To illustrate what we mean by ratings, consider the list of ACC teams on the next page.

	massey_rating	eigen_rating
TeamName
North Carolina	21.521838	10.199467
Duke	21.099904	9.202866
Clemson	15.345840	8.917379
Wake Forest	15.875161	8.233685
Virginia	11.425055	8.198499
Pittsburgh	14.821228	7.885828
Syracuse	8.640870	7.826167
Florida St	10.256914	7.738343
Virginia Tech	12.175809	7.629896
NC State	10.859435	7.550299
Boston College	9.982552	7.517799
Georgia Tech	4.970889	7.003241
Miami FL	9.968956	6.723686
Notre Dame	5.368068	6.464464
Louisville	0.778522	4.792415

The ratings data

For each team, we also see a couple numerical ratings - the Massey rating and the so-called eigen-rating. There are only a couple of important points for us, though:

Both ratings are numeric measures of a team’s strength relative to other teams that play within the same league.
Roughly, the difference between two Massey ratings indicates the expected score difference if the teams were to meet again. The list above, for example, suggest that UNC would be expected to beat Louisville by 20+ points. You can find Ken Massey’s ratings for all kinds of sports on his website.
The eigen-rating is based on Google’s page rank algorithm.

Just last night, I used Kaggle data to compute these ratings for all 362 Men’s teams in Division 1. The ratings above are exactly those restricted to the ACC. How to compute these types of ratings is a fun and important topic in it’s own right. For now, though, we focus on one particular question:

Given reasonable team ratings, how might we compute the probability that this team beats that team?

Assessing win probabilities

Given two teams with ratings \(R_1\) and \(R_2\), we might expect the proability that team 1 beats team 2 to depend upon the difference \(R_1-R_2\). In order to appropriately assess probabilities associated with this quantity, we should examine its distribution.
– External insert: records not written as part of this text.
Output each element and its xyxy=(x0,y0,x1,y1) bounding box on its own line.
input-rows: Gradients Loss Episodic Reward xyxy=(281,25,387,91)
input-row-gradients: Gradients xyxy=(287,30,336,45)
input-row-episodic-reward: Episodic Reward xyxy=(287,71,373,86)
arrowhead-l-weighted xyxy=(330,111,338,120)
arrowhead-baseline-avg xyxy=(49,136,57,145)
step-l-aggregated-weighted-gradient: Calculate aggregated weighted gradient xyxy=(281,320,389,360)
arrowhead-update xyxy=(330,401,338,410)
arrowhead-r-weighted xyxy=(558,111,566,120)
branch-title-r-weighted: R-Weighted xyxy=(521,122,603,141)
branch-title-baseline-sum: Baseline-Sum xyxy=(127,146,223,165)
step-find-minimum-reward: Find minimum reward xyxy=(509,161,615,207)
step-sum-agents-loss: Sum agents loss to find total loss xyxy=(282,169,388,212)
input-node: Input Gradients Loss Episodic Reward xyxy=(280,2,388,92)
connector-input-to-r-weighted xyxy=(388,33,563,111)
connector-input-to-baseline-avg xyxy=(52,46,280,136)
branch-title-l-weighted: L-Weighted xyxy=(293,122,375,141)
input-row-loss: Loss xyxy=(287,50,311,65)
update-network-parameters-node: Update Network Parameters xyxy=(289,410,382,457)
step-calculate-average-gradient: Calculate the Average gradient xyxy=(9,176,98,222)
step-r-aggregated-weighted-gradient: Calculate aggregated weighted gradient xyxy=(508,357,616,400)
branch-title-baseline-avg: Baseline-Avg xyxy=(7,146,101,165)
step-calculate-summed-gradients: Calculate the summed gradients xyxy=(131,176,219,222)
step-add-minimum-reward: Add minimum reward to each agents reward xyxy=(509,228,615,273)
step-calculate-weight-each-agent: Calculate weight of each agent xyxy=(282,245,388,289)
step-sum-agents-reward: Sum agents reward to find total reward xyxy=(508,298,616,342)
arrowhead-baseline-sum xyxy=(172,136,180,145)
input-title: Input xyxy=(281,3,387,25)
Let’s take a look at a histogram of the symmetric pairwise differences of the eigen-ratings of all 362 Division 1 teams:

Using it

Hey - that looks normal! In fact, the bell-shaped curve in the figure is exactly the normal curve with mean \(\mu=0\) and standard deviation \(\sigma=2.66758\), in agreement with the data. Note that the mean has to be zero because the way that the data is formed.

Now, suppose we want to use the eigen-ratings to compute the probability that UNC beats NC State. To do so, let \(R_1 = 10.199467\), let \(R_2 = 7.550299\), and suppose that \(X\) is normally distributed with mean \(\mu=0\) and standard deviation \(\sigma=2.66758\). I guess we could express the probability that we want as \[ P(X < R_1-R_2). \]
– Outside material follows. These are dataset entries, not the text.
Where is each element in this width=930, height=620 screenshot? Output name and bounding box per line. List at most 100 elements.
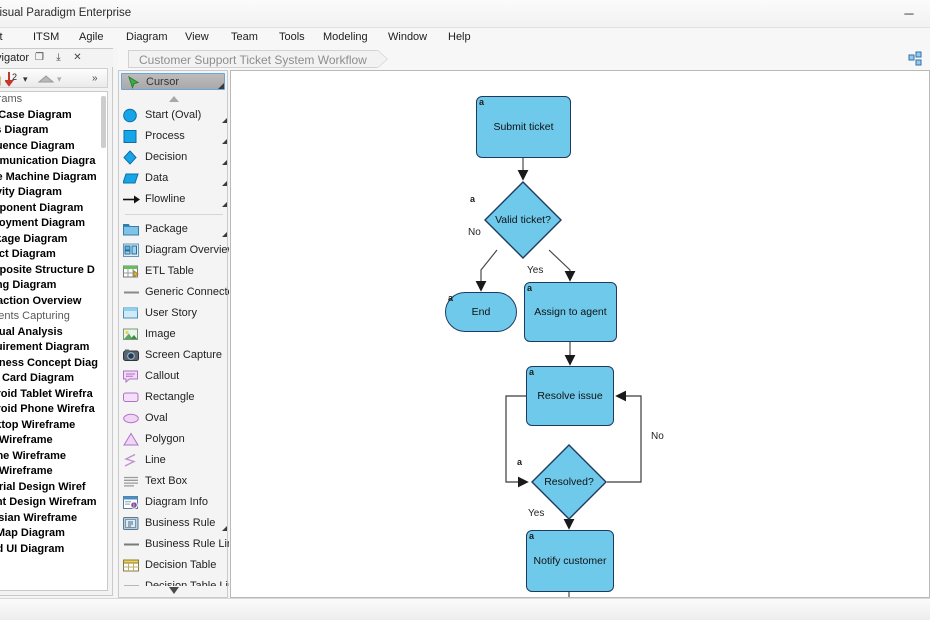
flowchart-node-resolved[interactable]: Resolved?a [517,444,607,520]
navigator-list-item[interactable]: eployment Diagram [0,217,86,229]
close-icon[interactable]: ✕ [73,52,82,63]
toolbar-overflow-icon[interactable]: » [92,73,98,84]
palette-item-callout[interactable]: Callout [119,366,229,387]
navigator-list-item[interactable]: ming Diagram [0,279,57,291]
flowchart-node-valid[interactable]: Valid ticket?a [470,181,562,259]
navigator-list-item[interactable]: esktop Wireframe [0,418,76,431]
minimize-button[interactable]: ─ [904,6,914,21]
navigator-list-item[interactable]: ctivity Diagram [0,186,62,198]
navigator-list-item[interactable]: usiness Concept Diag [0,356,98,369]
navigator-list-item[interactable]: uent Design Wirefram [0,496,97,508]
navigator-list-item[interactable]: iagrams [0,93,23,105]
navigator-list-item[interactable]: ackage Diagram [0,232,68,245]
business-rule-link-icon [123,537,139,552]
menu-item-itsm[interactable]: ITSM [33,31,60,43]
palette-item-image[interactable]: Image [119,324,229,345]
palette-expand-corner-icon[interactable] [222,232,227,237]
palette-item-polygon[interactable]: Polygon [119,429,229,450]
navigator-title: Navigator [0,52,30,64]
navigator-list-item[interactable]: hone Wireframe [0,449,67,462]
dropdown-arrow-icon[interactable]: ▾ [23,74,28,84]
navigator-list-item[interactable]: ommunication Diagra [0,155,96,167]
restore-icon[interactable]: ❐ [35,52,44,63]
navigator-list-item[interactable]: ad Wireframe [0,434,53,446]
palette-scroll-up[interactable] [119,92,229,105]
navigator-list-item[interactable]: ndroid Phone Wirefra [0,403,95,415]
palette-expand-corner-icon[interactable] [222,118,227,123]
menu-item-modeling[interactable]: Modeling [323,31,368,43]
navigator-scroll-thumb[interactable] [101,96,106,148]
navigator-list-item[interactable]: bject Diagram [0,248,56,260]
navigator-list-item[interactable]: ements Capturing [0,310,70,322]
navigator-list-item[interactable]: tate Machine Diagram [0,170,97,183]
palette-item-start-oval[interactable]: Start (Oval) [119,105,229,126]
palette-item-decision-table-link[interactable]: Decision Table Link [119,576,229,586]
palette-item-package[interactable]: Package [119,219,229,240]
menu-item-tools[interactable]: Tools [279,31,305,43]
menu-item-window[interactable]: Window [388,31,428,43]
navigator-diagram-list[interactable]: iagrams se Case Diagram ass Diagram equence… [0,91,108,591]
open-folder-icon[interactable] [0,71,1,87]
navigator-list-item[interactable]: eb Wireframe [0,465,53,477]
palette-item-business-rule[interactable]: Business Rule [119,513,229,534]
diamond-shape-icon [484,181,562,259]
navigator-list-item[interactable]: se Case Diagram [0,108,72,121]
palette-item-screen-capture[interactable]: Screen Capture [119,345,229,366]
navigator-list-item[interactable]: equirement Diagram [0,341,90,353]
menu-item-agile[interactable]: Agile [79,31,104,43]
palette-item-business-rule-link[interactable]: Business Rule Link [119,534,229,555]
navigator-list-item[interactable]: ired UI Diagram [0,542,65,555]
navigator-list-item[interactable]: extual Analysis [0,325,63,338]
navigator-list-item[interactable]: ndroid Tablet Wirefra [0,387,93,400]
sort-descending-icon[interactable]: 2 [4,71,20,87]
navigator-list-item[interactable]: omponent Diagram [0,201,84,214]
navigator-list-item[interactable]: aterial Design Wiref [0,480,86,493]
palette-item-rectangle[interactable]: Rectangle [119,387,229,408]
palette-expand-corner-icon[interactable] [222,160,227,165]
navigator-list-item[interactable]: equence Diagram [0,139,75,152]
navigator-list-item[interactable]: teraction Overview [0,294,82,307]
breadcrumb[interactable]: Customer Support Ticket System Workflow [128,50,378,68]
navigator-list-item[interactable]: lassian Wireframe [0,511,78,524]
palette-item-decision[interactable]: Decision [119,147,229,168]
palette-item-diagram-overview[interactable]: Diagram Overview [119,240,229,261]
palette-expand-corner-icon[interactable] [222,139,227,144]
navigator-list-item[interactable]: ass Diagram [0,124,49,136]
diagram-thumbnail-icon[interactable] [908,51,924,67]
palette-scroll-down[interactable] [119,584,229,597]
palette-expand-corner-icon[interactable] [222,202,227,207]
menu-item-ct[interactable]: ct [0,31,3,43]
dropdown-arrow-2-icon[interactable]: ▾ [57,74,62,84]
navigator-list-item[interactable]: omposite Structure D [0,263,95,276]
collapse-up-icon[interactable] [37,71,55,87]
menu-item-view[interactable]: View [185,31,209,43]
palette-item-data[interactable]: Data [119,168,229,189]
navigator-list-item[interactable]: RC Card Diagram [0,372,75,384]
menu-item-diagram[interactable]: Diagram [126,31,168,43]
palette-expand-corner-icon[interactable] [222,181,227,186]
menu-item-team[interactable]: Team [231,31,258,43]
pin-icon[interactable]: ⤓ [56,52,61,63]
palette-item-flowline[interactable]: Flowline [119,189,229,210]
palette-item-oval[interactable]: Oval [119,408,229,429]
menu-item-help[interactable]: Help [448,31,471,43]
palette-item-line[interactable]: Line [119,450,229,471]
palette-item-text-box[interactable]: Text Box [119,471,229,492]
palette-item-process[interactable]: Process [119,126,229,147]
palette-item-user-story[interactable]: User Story [119,303,229,324]
palette-expand-corner-icon[interactable] [222,526,227,531]
navigator-scrollbar[interactable] [100,92,107,590]
navigator-list-item[interactable]: te Map Diagram [0,527,65,539]
palette-item-etl-table[interactable]: ETL Table [119,261,229,282]
palette-item-generic-connector[interactable]: Generic Connector [119,282,229,303]
palette-item-decision-table[interactable]: Decision Table [119,555,229,576]
node-type-badge: a [479,97,485,107]
palette-item-cursor[interactable]: Cursor [121,73,225,90]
Finishing up the computation

Computing the \(Z\)-score for \(R_1-R_2\), we get \[ Z = \frac{10.199467 - 7.550299}{2.66758} = \frac{2.649168}{2.66758} \approx 0.9931. \] Looking this up in a standard normal table or using a normal calculator, we get \(0.839669\) or about \(84\%\).

Of course, that’s not what happened this past weekend but, that’s why we love sports!